Forfeiture Complaint Filed Against Accounts Maintained by E-gold, Ltd, Traceable to Criminal Offenses
Baltimore, Maryland - A civil forfeiture complaint was filed today for the forfeiture of the value of all e-metal accounts recorded and maintained by e-gold, Ltd (EGL ), a company that was engaged in the business of exchanging traditional forms of currency for precious metals held in electronic form (“e-metals” or “e-gold”) and settling payer initiated transfers of e-metals from one customer account to another.
The forfeiture was announced by United States Attorney for the District of Maryland Rod J. Rosenstein and Special Agent in Charge David Beach of the United States Secret Service – Washington Field Office.
According to the affidavit filed in support of the forfeiture complaint, in 2008, EGL pled guilty in the District of Columbia to operating an illegal money transmitting business. As part of its plea agreement, the company agreed that the value of all of the e-metal accounts remaining on its books were subject to forfeiture and agreed to identify any customer e-metal accounts that contained funds traceable to criminal activity. The company has fully cooperated and has identified a long list of e-metal accounts containing funds traceable to criminal offenses including child pornography, credit card fraud, identity theft, investment fraud, and the sale of stolen or non-existent goods on the internet. Over $19 million has been previously seized as a result of the criminal investigation. This complaint seeks the remaining funds located in 609 accounts, estimated to be worth approximately $8.6 million.

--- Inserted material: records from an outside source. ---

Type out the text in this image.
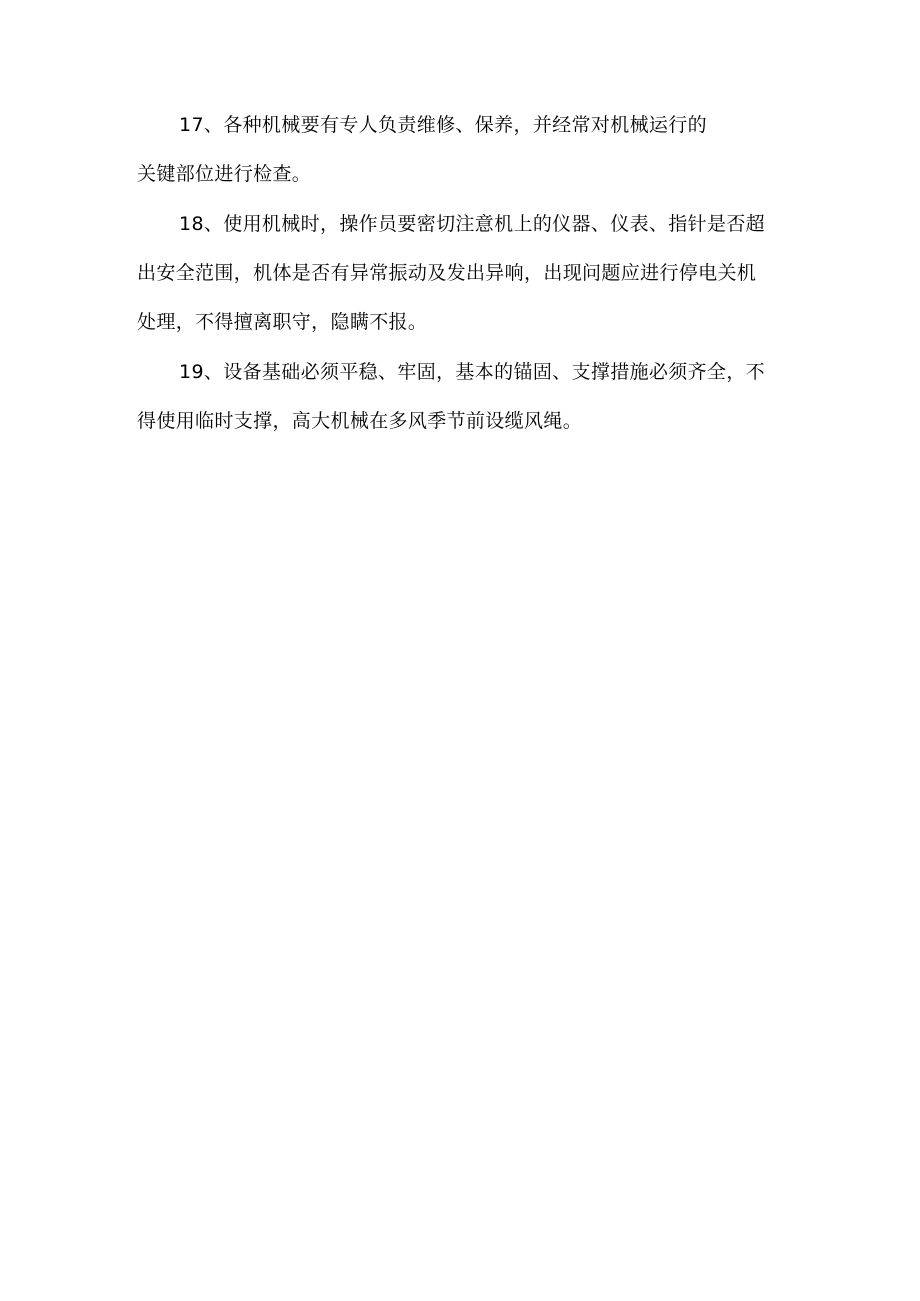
17、各种机械要有专人负责维修、保养，并经常对机械运行的
关键部位进行检查。

18、使用机械时，操作员要密切注意机上的仪器、仪表、指针是否超
出安全范围，机体是否有异常振动及发出异响，出现问题应进行停电关机
处理，不得擅离职守，隐瞒不报。

19、设备基础必须平稳、牢固，基本的锚固、支撑措施必须齐全，不
得使用临时支撑，高大机械在多风季节前设缆风绳。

According to the affidavit, in 1996, EGL began offering e-gold as a digital currency, a medium of exchange offered over the Internet that is purportedly backed by precious metals and offers users a means of conducting the transfer of funds on-line. Digital currencies are generally marketed as offering global acceptance without the need for conversion between national currencies, and are valued at fluctuating rates tied to the price of a particular precious metal, especially gold. Digital currency is used for on-line commerce or for funds transfers between individuals for private purposes. In general, an EGL customer opened an e-gold account, and then could use the Internet to transfer the value in his or her account to any other EGL customer anonymously and instantaneously anywhere in the world. The recipient could then redeem the e-gold for any national currency. Because of the ease with which customers could purchase and transfer e-gold anonymously, outside of the confines of the traditional banking system, trading in e-gold became popular among persons looking for a way of laundering criminal proceeds and/or transferring criminal proceeds to third parties. In particular, e-gold was widely accepted as a payment mechanism for transactions involving credit card and identification fraud, high yield investment programs and other investment scams, and child exploitation. E-gold was not widely accepted by large or mainstream vendors.
United States Attorney Rod J. Rosenstein praised the U.S. Secret Service Washington and Orlando Field Offices and the SCIRS-SS Task Force for their work in the investigation. Mr. Rosenstein thanked Assistant United States Attorney Stefan Cassella, who is handling the civil forfeiture for the government.